As I noted above, the Saturniid mental stats (Will and Perception) are the most difficult to measure. They possess aspects of both high and low scores simultaneously. It’s pretty obvious that I’ll need to express this contradiction via traits that target specific uses rather than a global modifier to the stat itself. However for the purpose of the here-and-now, this is what I cam up with.

Will (3)
As I keep saying – Simple Minded. That would imply they are lower than a Human, but they aren’t profoundly impaired either.

Perception (6)
This stat is enhanced by several angles. There is the somatic element – their Antennae. However as a fragile creature they must have more situational awareness to survive, and their communal nature gives them an intuitive tendency to watch each other for social ques.

Agility (6)
The ability to coordinate four arms and wings simultaneously implies a fairly high agility score, however at the same time I don’t imagine them as being graceful in the way you might imagine an Elf to be. This is probably one of those things a specific trait will better represent the precise nature of their strengths and weaknesses.

Having a wide vocal range doesn’t automatically make you a professional singer, it just means you have more notes to work with. I think the same applies to their four arms here, so I’ll probably drop this down in the future.

Speed (3)
Moths are slow creatures, and so are Saturniids.

Power (2)
This is going to be the single biggest limitation of their kind, something that downright demands they frequently find assistance to get things done.

Forte (4)
This one is hard to judge. On one side they are frail, but on the other side they are lightweight and efficient. Their physical frailty is more explicitly structural – the kind of frailty that would cause you to easily break bones, as opposed to getting easily exhausted or more general sickliness.

Total: 24 Points
The same as Humans. I’m planning to aim low for their Stat scores overall, so the above would probably be a better-than-average individual. For context

Step Four: Monstrous Instincts, Beliefs, and Skills

Earlier I mentioned that creating a “Monster Manual” style representation of the Saturniid was our first step before dismantling it for Stock and Lifepath components. This last portion is mostly irrelevant since we have no intention to use a Saturniid as a monster. This is purely as a starting point for our eventual recreation in Stock-format.

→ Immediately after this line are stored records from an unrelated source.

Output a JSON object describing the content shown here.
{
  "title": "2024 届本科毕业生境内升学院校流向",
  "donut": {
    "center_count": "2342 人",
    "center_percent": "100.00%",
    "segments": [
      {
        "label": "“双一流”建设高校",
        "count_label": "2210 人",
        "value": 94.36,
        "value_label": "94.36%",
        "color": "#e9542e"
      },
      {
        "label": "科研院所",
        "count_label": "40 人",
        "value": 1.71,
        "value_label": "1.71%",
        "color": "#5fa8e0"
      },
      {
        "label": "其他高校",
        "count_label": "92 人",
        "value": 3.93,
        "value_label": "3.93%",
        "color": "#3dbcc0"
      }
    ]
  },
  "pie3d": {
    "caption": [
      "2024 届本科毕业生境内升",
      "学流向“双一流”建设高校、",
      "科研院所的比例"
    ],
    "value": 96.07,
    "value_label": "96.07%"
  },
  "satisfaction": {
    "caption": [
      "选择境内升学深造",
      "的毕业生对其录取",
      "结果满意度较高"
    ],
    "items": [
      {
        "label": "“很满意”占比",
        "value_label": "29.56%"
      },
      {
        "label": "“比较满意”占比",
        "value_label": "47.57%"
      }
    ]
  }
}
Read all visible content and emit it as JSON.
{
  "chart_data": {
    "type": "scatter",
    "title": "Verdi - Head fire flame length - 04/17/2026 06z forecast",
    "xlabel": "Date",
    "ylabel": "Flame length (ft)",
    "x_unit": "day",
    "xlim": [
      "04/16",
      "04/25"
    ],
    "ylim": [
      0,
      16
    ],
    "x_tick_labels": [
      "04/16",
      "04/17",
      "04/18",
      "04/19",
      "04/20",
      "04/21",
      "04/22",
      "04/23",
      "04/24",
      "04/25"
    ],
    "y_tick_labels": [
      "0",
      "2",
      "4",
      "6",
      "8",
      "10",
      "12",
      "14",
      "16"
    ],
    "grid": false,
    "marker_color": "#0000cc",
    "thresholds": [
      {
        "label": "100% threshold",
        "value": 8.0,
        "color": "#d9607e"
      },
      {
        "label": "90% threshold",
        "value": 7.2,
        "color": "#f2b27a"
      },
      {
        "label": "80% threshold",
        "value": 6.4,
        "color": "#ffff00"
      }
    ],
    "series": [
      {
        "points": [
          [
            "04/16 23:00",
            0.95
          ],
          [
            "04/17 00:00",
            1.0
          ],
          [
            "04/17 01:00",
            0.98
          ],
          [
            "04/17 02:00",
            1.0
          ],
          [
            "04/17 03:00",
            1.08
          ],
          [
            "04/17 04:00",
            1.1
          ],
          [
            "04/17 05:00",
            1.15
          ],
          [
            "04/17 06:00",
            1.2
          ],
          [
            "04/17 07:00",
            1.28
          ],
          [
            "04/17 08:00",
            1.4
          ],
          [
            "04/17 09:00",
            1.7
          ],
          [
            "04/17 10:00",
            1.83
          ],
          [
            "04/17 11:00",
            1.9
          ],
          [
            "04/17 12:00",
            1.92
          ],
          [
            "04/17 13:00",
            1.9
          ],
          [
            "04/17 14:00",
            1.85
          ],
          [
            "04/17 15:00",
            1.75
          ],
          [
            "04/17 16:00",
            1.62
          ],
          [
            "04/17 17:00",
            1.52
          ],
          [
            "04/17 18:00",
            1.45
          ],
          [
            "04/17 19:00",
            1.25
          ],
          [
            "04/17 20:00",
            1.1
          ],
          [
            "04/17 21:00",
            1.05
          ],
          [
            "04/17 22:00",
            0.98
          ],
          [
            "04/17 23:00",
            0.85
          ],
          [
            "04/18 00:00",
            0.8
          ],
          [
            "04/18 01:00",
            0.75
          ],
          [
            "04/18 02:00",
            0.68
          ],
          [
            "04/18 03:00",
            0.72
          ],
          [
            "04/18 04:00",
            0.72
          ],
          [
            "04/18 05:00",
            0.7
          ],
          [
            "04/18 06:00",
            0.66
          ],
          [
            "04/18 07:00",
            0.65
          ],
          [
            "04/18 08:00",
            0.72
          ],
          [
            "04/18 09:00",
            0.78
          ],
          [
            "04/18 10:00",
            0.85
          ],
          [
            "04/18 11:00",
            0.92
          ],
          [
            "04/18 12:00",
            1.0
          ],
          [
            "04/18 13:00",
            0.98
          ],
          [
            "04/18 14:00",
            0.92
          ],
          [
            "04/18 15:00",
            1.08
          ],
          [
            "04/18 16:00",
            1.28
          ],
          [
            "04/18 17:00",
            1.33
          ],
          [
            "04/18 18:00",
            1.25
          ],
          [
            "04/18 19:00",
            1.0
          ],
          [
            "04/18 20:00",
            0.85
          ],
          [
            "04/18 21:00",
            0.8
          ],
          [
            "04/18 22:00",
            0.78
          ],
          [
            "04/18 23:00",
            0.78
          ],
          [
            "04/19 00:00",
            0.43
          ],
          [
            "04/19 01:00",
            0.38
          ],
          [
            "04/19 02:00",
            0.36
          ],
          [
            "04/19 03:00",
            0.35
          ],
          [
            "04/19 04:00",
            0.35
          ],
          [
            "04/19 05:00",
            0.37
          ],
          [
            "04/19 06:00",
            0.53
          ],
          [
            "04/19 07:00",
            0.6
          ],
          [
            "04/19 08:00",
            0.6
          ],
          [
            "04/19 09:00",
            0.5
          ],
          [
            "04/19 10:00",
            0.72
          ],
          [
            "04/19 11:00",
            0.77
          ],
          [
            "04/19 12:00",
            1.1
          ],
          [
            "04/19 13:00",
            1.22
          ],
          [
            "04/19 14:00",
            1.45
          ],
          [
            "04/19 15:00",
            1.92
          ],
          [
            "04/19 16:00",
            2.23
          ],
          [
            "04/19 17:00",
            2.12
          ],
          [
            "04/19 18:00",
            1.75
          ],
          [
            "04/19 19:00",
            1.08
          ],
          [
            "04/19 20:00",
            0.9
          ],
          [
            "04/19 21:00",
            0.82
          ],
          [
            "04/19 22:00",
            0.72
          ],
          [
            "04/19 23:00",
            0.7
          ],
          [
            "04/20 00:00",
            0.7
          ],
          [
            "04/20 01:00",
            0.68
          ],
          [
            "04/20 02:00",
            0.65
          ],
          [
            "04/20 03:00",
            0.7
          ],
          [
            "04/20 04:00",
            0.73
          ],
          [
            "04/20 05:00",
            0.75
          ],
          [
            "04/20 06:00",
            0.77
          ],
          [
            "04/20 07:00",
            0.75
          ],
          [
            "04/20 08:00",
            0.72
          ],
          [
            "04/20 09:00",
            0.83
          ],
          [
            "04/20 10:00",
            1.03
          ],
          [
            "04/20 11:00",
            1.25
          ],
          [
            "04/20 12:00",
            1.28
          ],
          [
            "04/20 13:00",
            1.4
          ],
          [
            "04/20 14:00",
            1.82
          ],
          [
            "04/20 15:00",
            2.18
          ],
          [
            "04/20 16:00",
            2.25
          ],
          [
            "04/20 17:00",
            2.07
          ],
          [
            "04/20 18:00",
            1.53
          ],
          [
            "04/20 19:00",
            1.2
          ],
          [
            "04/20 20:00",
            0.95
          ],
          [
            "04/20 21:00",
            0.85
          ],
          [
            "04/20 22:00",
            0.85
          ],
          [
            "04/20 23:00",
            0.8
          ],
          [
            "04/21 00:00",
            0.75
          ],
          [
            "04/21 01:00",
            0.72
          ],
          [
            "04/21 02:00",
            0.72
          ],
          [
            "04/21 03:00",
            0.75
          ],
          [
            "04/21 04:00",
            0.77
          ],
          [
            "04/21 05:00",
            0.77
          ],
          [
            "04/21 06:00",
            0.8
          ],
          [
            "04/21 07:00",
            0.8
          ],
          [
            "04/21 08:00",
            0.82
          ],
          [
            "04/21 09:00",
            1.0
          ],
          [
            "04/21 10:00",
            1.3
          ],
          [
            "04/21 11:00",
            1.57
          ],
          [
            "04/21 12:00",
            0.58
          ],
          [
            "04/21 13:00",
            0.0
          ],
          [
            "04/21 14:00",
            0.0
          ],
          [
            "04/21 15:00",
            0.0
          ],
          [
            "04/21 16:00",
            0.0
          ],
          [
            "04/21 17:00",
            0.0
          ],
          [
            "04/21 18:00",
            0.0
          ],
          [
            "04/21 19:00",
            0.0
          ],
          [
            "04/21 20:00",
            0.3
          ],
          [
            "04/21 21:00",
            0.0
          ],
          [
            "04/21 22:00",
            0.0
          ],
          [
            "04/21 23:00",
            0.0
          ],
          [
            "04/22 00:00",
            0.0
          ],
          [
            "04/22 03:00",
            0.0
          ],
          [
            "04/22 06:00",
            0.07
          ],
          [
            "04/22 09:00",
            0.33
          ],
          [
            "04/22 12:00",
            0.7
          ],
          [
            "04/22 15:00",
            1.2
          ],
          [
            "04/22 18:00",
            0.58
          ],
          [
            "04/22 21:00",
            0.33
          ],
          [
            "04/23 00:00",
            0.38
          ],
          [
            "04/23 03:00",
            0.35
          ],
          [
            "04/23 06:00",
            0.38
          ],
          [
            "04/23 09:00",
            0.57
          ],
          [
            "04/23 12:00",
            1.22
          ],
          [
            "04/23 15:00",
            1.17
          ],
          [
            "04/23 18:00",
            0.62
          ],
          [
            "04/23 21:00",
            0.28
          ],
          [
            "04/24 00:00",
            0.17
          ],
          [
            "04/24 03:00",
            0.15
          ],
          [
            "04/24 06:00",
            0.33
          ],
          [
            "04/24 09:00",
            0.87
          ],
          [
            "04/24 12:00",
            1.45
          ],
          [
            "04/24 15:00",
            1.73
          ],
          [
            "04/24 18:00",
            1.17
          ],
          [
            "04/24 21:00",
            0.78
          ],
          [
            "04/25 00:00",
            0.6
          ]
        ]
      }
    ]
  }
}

As far as instincts – in an evolutionary species wide sense – I know that I’m going to play with the attraction to light. Part of the exploration of individuality will involve having an instinctual sense of leaders within their species (The “Queen Bees” so to speak.) and thus a certain level of submissiveness is to be expected within that context. Finally in spite of their frailness, they have very little fear of death (The reasons for this will be explored later.) and will fight to the death to protect their communities.

I haven’t worded these out like a character, but I think the reasoning here is more important than what I’d put down on a character sheet.

As far as Beliefs and Skills are concerned, I’m going to make the executive decision to leave those out since once again – I’m only using this as an absolute starting point for conceptualization before I break it down into a stock. As a tool-using species they will have a wide array of typical skills…

That said I know of at least two Saturniid specific skills I want to include. First I want to include a skill specifically relating to their flight. Although Burning Wheel doesn’t particularly have raw physical skills like “Running” I think that I want to diverge the character’s flying ability from raw physical potential. Additionally I think they should have a unique form of child-rearing, which I’m currently calling Grubwatching in my head.

Wrapping Things Up

At this point we have a pretty good basic outline. In my next post I’ll be going over the process of Trait Burning to give their form it’s mechanical nuance. That will also involve establishing what stat limits I’m going to put on the species to fully represent it’s overall potential – Saturniids are generally speaking less capable than humans, but they do have their unique advantages.